La statistique judiciaire de 1872 nous apprend que pendant cette année 4,200 condamnations ont été prononcées, dont la moitié pour des attentats à la propriété. Ce chiffre officiel est encore bien au-dessous de la vérité. Et pourtant aux Philippines l’indigène trouve partout et toujours de quoi vivre et se vêtir gratuitement. Dans ces contrées bénies du ciel, couvertes d’arbres à fruits, exemptes des rigueurs de l’hiver, où la noix de coco apaise la soif et la faim, la misère est inconnue. Pourquoi y a-t-il donc un si grand nombre de délits ? Parce que la tolérance pour les fautes y est poussée à sa limite extrême, que les moyens de ramener la paix dans une conscience coupable y sont plus abondans que partout ailleurs, parce que la loi y protège les jeux de hasard, et qu’enfin le gouvernement y dirige lui-même des loteries mensuelles. Ajoutez à cela la répulsion que l’Indien éprouve pour le service militaire et la vive passion qu’il ressent pour les femmes. C’est surtout pour ces dernières qu’il devient le plus souvent criminel. Un indigène ne reculera devant aucun attentat, soit pour se venger d’un amour dédaigné, soit pour s’en rendre digne par des largesses en dehors de ses ressources ordinaires.
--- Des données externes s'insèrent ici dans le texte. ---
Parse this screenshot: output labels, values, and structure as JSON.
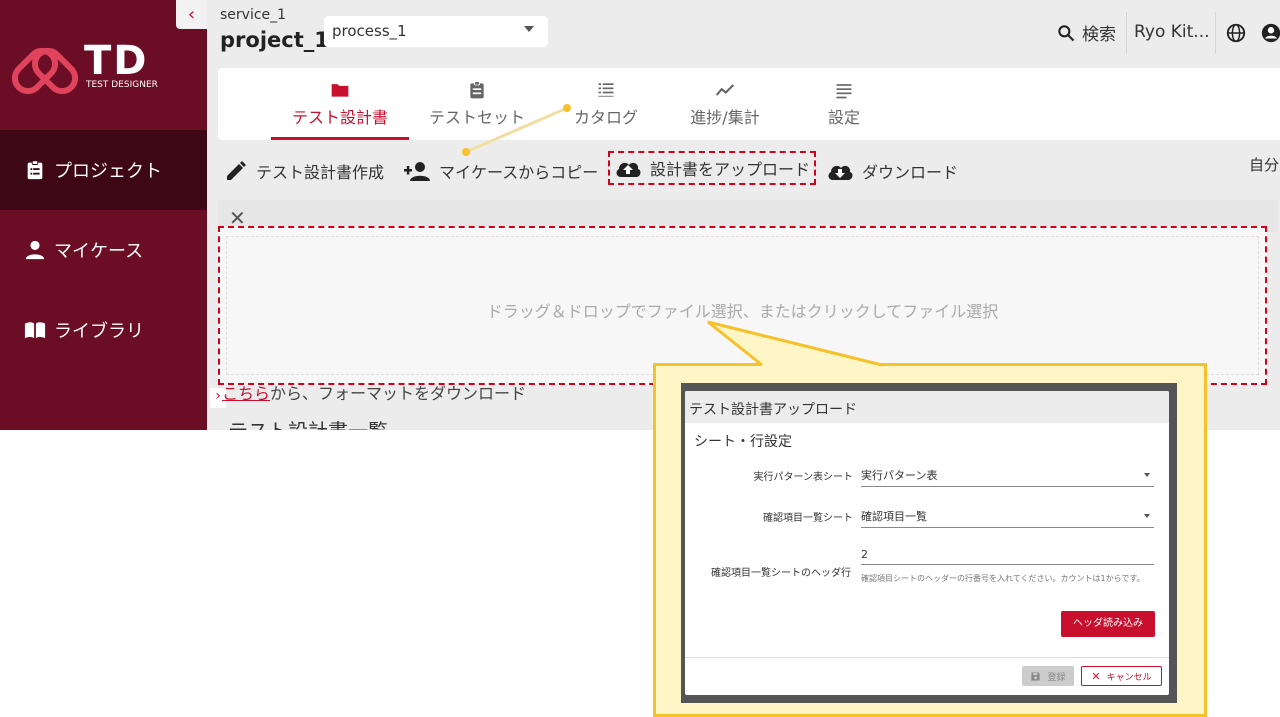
{
  "header": {
    "service": "service_1",
    "project": "project_1",
    "process": "process_1",
    "search_label": "検索",
    "user_name": "Ryo Kit..."
  },
  "logo": {
    "mark": "TD",
    "subtitle": "TEST DESIGNER"
  },
  "sidebar": {
    "items": [
      {
        "label": "プロジェクト",
        "icon": "clipboard-icon"
      },
      {
        "label": "マイケース",
        "icon": "person-icon"
      },
      {
        "label": "ライブラリ",
        "icon": "book-icon"
      }
    ]
  },
  "tabs": [
    {
      "label": "テスト設計書",
      "icon": "folder-icon"
    },
    {
      "label": "テストセット",
      "icon": "clipboard-icon"
    },
    {
      "label": "カタログ",
      "icon": "catalog-icon"
    },
    {
      "label": "進捗/集計",
      "icon": "trend-icon"
    },
    {
      "label": "設定",
      "icon": "list-icon"
    }
  ],
  "toolbar": {
    "create": "テスト設計書作成",
    "copy": "マイケースからコピー",
    "upload": "設計書をアップロード",
    "download": "ダウンロード",
    "sort": "自分"
  },
  "dropzone": {
    "text": "ドラッグ＆ドロップでファイル選択、またはクリックしてファイル選択"
  },
  "format": {
    "link": "こちら",
    "rest": "から、フォーマットをダウンロード"
  },
  "list_title": "テスト設計書一覧",
  "dialog": {
    "title": "テスト設計書アップロード",
    "subtitle": "シート・行設定",
    "pattern_label": "実行パターン表シート",
    "pattern_value": "実行パターン表",
    "check_label": "確認項目一覧シート",
    "check_value": "確認項目一覧",
    "header_row_label": "確認項目一覧シートのヘッダ行",
    "header_row_value": "2",
    "hint": "確認項目シートのヘッダーの行番号を入れてください。カウントは1からです。",
    "read_header_button": "ヘッダ読み込み",
    "register_button": "登録",
    "cancel_button": "キャンセル"
  },
  "colors": {
    "sidebar": "#6b0d24",
    "accent": "#c8102e",
    "callout": "#f6c12a"
  }
}
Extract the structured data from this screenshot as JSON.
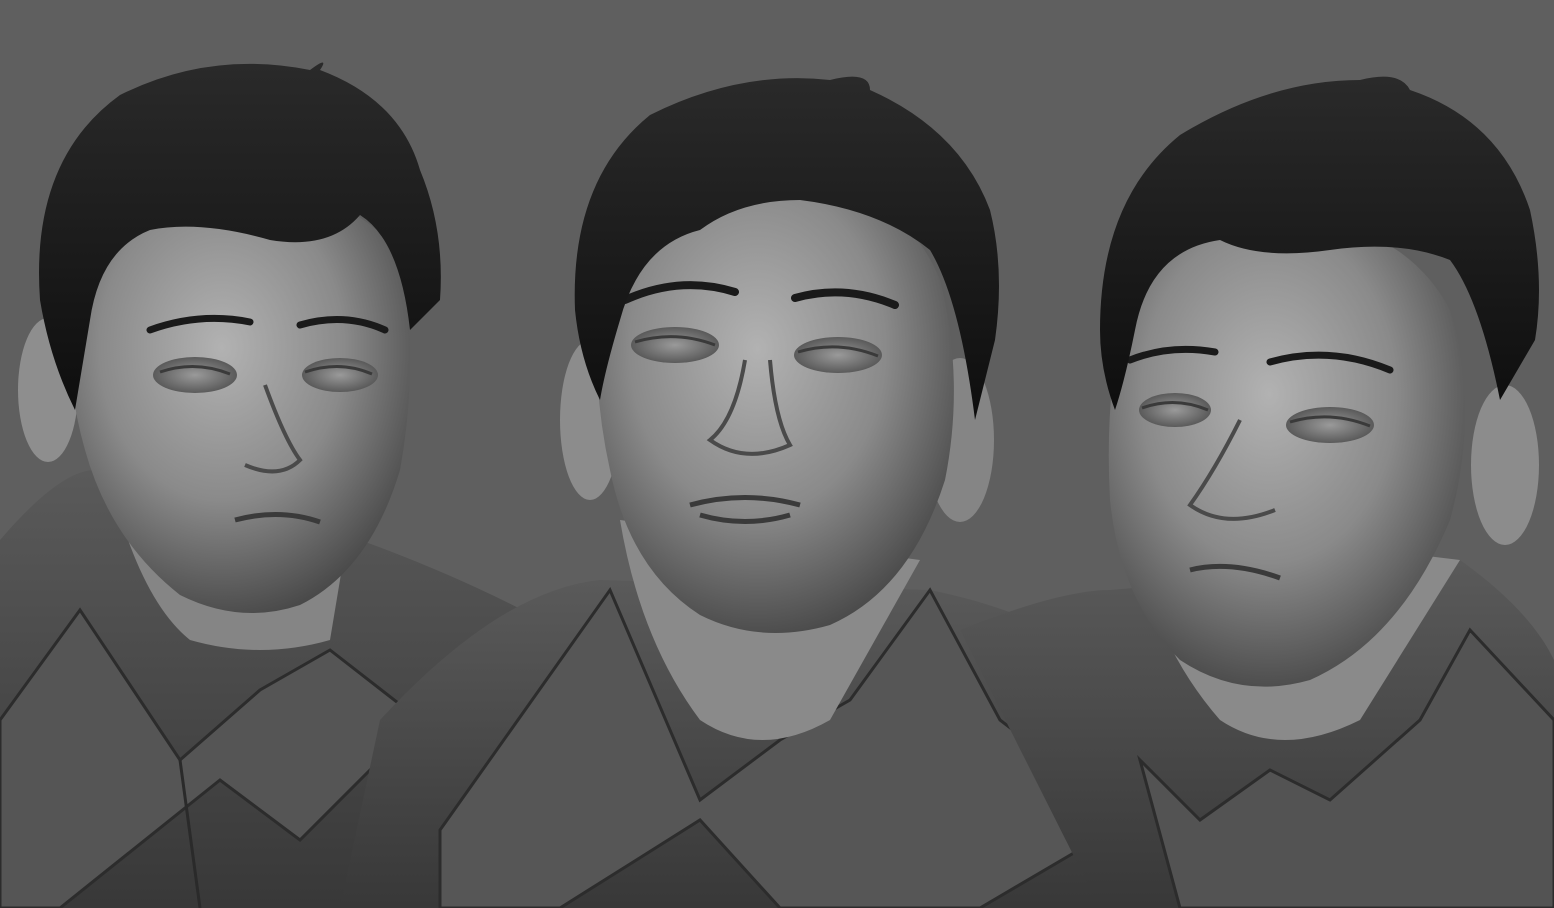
{
  "scene": {
    "background_color": "#5f5f5f",
    "material": "clay-matcap-gray",
    "views": [
      {
        "view": "three-quarter-left"
      },
      {
        "view": "front"
      },
      {
        "view": "three-quarter-right"
      }
    ]
  },
  "colors": {
    "background": "#5f5f5f",
    "skin_light": "#a9a9a9",
    "skin_mid": "#7e7e7e",
    "skin_dark": "#444444",
    "hair": "#151515",
    "shirt": "#4a4a4a",
    "shirt_dark": "#303030",
    "shirt_light": "#6a6a6a"
  }
}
C’est à la veille des grandes fêtes et des jours où les combats de coqs sont autorisés, quelques heures avant le tirage des loteries gouvernementales, que les larcins sont plus fréquens. Si un Tagale qui m’avait servi pendant deux ou trois ans avec fidélité devenait tout à coup négligent dans le service, bien attifé et finalement voleur, je n’avais aucune peine à lui faire avouer que c’était l’amour et le jeu qui l’avaient ainsi métamorphosé. La passion éteinte et le jour des loteries passé, j’aurais pu lui confier toute une fortune sans qu’il y touchât.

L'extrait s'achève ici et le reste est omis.